Summary
- The MLP currently throws off a $3.42/unit annual dividend, yields 6.3%, and still has a relatively robust growth profile moving forward.
- Yet the elimination of the IDRs and 2% economic interest up to the general partner will take some time to digest. It is a welcome development nonetheless.
- The up to 1 million bpd world-class Gray Oak pipeline is 80% complete and will go in-service by year-end. PSXP owns 42.25% of Gray Oak.
- In the meantime, Q2's EPS report was a solid beat and the partnership's balance sheet is rock solid.
- PSXP remains the class-act of the refiner MLP space.

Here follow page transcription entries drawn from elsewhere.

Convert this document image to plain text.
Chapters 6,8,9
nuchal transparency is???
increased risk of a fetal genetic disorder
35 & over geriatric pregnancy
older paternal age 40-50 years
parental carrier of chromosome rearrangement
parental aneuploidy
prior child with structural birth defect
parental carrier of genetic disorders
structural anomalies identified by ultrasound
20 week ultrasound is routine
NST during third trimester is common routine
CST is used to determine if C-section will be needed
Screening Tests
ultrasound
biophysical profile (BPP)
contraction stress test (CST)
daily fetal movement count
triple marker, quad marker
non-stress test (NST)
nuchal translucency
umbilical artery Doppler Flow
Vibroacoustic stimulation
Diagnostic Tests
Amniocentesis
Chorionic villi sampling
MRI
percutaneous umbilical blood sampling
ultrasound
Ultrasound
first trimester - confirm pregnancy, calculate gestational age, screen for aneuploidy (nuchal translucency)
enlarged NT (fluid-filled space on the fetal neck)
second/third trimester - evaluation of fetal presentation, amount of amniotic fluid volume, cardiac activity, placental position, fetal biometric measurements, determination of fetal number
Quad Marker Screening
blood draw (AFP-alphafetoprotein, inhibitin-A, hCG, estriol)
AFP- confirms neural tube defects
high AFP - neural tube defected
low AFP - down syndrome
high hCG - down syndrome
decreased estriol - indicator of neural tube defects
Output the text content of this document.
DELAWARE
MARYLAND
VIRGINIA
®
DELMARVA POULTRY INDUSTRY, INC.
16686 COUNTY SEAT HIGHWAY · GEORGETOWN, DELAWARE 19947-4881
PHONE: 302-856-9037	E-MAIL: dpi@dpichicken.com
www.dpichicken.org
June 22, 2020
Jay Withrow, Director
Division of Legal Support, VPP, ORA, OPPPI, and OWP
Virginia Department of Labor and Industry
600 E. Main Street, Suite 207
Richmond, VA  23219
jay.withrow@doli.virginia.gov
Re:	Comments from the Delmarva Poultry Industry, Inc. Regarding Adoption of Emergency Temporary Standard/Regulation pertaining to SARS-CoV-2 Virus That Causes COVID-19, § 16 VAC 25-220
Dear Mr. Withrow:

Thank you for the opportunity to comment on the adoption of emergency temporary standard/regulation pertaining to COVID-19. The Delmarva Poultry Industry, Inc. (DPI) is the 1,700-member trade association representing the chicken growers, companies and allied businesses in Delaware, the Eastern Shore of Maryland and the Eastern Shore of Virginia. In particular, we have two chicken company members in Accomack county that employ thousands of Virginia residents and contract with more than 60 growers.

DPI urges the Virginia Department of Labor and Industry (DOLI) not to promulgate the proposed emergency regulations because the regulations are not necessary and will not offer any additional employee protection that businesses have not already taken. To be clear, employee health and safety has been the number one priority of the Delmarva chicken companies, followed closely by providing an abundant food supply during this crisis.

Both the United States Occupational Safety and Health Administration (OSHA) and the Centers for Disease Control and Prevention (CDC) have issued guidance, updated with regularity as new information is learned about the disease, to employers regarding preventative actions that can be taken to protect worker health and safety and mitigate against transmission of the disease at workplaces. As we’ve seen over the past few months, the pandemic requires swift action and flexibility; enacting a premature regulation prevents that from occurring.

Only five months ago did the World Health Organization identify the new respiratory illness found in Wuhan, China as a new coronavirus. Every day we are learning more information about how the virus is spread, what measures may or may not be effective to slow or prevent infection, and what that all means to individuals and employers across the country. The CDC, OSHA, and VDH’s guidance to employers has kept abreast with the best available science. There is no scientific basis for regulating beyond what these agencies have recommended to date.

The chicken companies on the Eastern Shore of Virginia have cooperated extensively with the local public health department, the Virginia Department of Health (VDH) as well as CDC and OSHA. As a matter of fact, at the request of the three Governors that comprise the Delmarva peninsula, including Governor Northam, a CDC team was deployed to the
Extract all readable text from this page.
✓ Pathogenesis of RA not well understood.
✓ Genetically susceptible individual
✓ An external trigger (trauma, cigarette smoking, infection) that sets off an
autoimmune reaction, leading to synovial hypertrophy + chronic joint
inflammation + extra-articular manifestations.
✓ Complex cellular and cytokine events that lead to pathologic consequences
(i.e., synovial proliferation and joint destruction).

Last October I wrote a Seeking Alpha piece titled Phillips 66 Partners: Hamstrung By The IDRs. The article highlighted that the 50/50 high IDR split meant that while Phillips 66 Partners (PSXP) was responsible for financing 100% of its growth projects and drop-down purchases, half of the incremental distributable cash flow went up the ladder to General Partner Phillips 66 (PSX). That is one of the well-known pitfalls of the MLP model (among many others) and was a black cloud hanging over PSXP's head. As the chart below shows, the units have been range-bound for the last 3 years even as the quarterly distribution grew from $0.505/unit to the current $0.855/unit (up ~70%):
Source: Yahoo Finance
The current $3.42/unit annual rate equates to a 6.2% (tax-advantaged) yield. Many investors might find that very attractive. Also, the units might work higher after last December's washout at ~$42/unit and the removal of the IDR/GP economic interest. Hopefully, none of my followers sold PSXP in the low $40s last year. That was actually a great buying opportunity but most were too stunned watching the market fall off a cliff that sellers dominated trading.